Image Source : Krish Capital Pty Ltd
Index Update: The FTSE 100 index, a key benchmark index for the London stock exchange, went down around 0.42% on 13 January 2025. Energy, Utilities & Basic Materials sector has witnessed a substantial growth. Moreover, Industrials, HealthCare and Technology sector has faced a significant decline.
Macro Update: London's financial sector saw a sharp drop in job vacancies, with a 20% decline in Q4 2024 compared to the previous quarter and a 28% decrease for the year overall, reaching its lowest levels since June 2020, according to Morgan McKinley's Employment Monitor. The sector grapples with challenges including economic volatility, geopolitical uncertainties, strategic overhauls, and rapid technological disruptions. At the same time, British 30-year government bond yields surged to a 27-year high, fueled by concerns over increased debt issuance amid a slowing economy and inflationary pressures in the U.S. Finance Minister Rachel Reeves, under scrutiny for visiting China during this market turmoil, defended her fiscal policies while seeking to revive economic and financial discussions that had been frozen for nearly six years.
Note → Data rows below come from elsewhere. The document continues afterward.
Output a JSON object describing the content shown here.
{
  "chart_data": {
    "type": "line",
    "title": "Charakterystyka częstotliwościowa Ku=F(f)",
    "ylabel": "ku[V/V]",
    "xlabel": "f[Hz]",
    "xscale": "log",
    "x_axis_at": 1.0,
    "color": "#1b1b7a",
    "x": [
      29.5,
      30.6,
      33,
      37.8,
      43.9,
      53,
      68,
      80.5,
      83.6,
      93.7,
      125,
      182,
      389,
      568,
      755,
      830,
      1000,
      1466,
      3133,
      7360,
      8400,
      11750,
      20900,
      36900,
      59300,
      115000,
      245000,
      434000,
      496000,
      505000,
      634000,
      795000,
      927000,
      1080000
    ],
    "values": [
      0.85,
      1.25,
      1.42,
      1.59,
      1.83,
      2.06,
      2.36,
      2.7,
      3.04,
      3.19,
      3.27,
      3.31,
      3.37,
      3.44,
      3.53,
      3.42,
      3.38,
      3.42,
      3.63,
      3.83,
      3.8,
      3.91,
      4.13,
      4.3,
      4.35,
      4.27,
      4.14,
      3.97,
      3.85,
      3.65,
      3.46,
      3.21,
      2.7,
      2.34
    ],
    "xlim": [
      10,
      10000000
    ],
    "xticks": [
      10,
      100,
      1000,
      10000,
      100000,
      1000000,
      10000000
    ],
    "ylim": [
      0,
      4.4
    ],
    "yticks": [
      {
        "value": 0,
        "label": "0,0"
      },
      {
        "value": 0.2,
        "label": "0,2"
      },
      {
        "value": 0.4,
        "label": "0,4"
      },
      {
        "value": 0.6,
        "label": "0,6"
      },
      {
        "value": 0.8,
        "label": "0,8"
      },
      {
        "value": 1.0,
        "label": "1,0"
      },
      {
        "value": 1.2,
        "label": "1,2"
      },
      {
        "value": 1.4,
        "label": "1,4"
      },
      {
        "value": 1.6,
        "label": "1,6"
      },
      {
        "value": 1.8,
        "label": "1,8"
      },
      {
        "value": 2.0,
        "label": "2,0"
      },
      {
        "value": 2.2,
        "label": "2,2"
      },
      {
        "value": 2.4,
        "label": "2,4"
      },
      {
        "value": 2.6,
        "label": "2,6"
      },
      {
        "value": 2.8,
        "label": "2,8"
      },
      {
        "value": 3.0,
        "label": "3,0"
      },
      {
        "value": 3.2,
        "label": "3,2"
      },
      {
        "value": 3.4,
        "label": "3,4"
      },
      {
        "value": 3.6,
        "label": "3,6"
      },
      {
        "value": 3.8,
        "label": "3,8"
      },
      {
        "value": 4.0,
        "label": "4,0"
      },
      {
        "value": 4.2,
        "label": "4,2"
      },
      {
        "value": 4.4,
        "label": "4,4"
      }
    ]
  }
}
Top Market Movers: Among top gainers on FTSE 100 index, Rentokil Initial PLC (LSE: RTO) witnessed a rise of 2.33% followed by Entain PLC (LSE: ENT) which gained around 2.12%.
Commodity Update: The U.S. dollar surged at the start of the week, bolstered by a strong jobs report highlighting the nation's economic resilience. U.S. job growth accelerated in December, with the unemployment rate dropping to 4.1%, prompting traders to scale back expectations for Federal Reserve rate cuts in 2025. The dollar's strength left its peers languishing near multi-year lows. In commodities, gold inched up 0.01% to $2,715.70, while silver dropped 0.24% to $31.23. Copper gained 0.50%, reaching $9,126.50. Meanwhile, Brent crude oil climbed 1.81%, settling at $81.22 per barrel, driven by concerns over supply disruptions following the U.S.'s stringent sanctions on Russian oil exports.
Our Stance: The recent surge in U.S. Treasury yields, spurred by stronger-than-expected job growth in December and a declining unemployment rate, has heightened expectations of prolonged high interest rates by the Federal Reserve. This has reignited inflation concerns, dampened hopes for a yield reprieve, and increased market volatility. Meanwhile, China is stepping up measures to stabilize the yuan, including plans to park more dollars in Hong Kong and enhance capital flows, as the currency hits 16-month lows amidst a strong dollar and geopolitical uncertainties. Oil prices extended their rally, with Brent crude surpassing $80 per barrel due to stricter U.S. sanctions on Russian oil, while Chinese and Hong Kong stocks faced declines over concerns about the U.S.-China yield gap and fewer anticipated U.S. interest rate cuts. These developments highlight a complex global economic landscape with inflationary pressures, geopolitical tensions, and market volatility at play.
FTSE 100
The FTSE 100 closed at 8,248.49 on Friday, down by 0.86%, forming a bearish candlestick pattern, though it found solid support at 8,002.00. The index remains above its 21-period Simple Moving Average (SMA), indicating potential for short-term upward momentum. The 50-period SMA provides additional downside support, minimizing the risk of a sharp decline. With the Relative Strength Index (RSI) at 52.39, bullish sentiment persists. On the weekly chart, the FTSE 100 rose 0.30%, staying above the 50-period SMA at 8,130.76. Key support lies at 7,932, with resistance at 8,400. A breakout above 8,400 could signal stronger bullish momentum, while a drop below 8,020 may indicate further downside. Monitoring these levels is essential for predicting future price movements.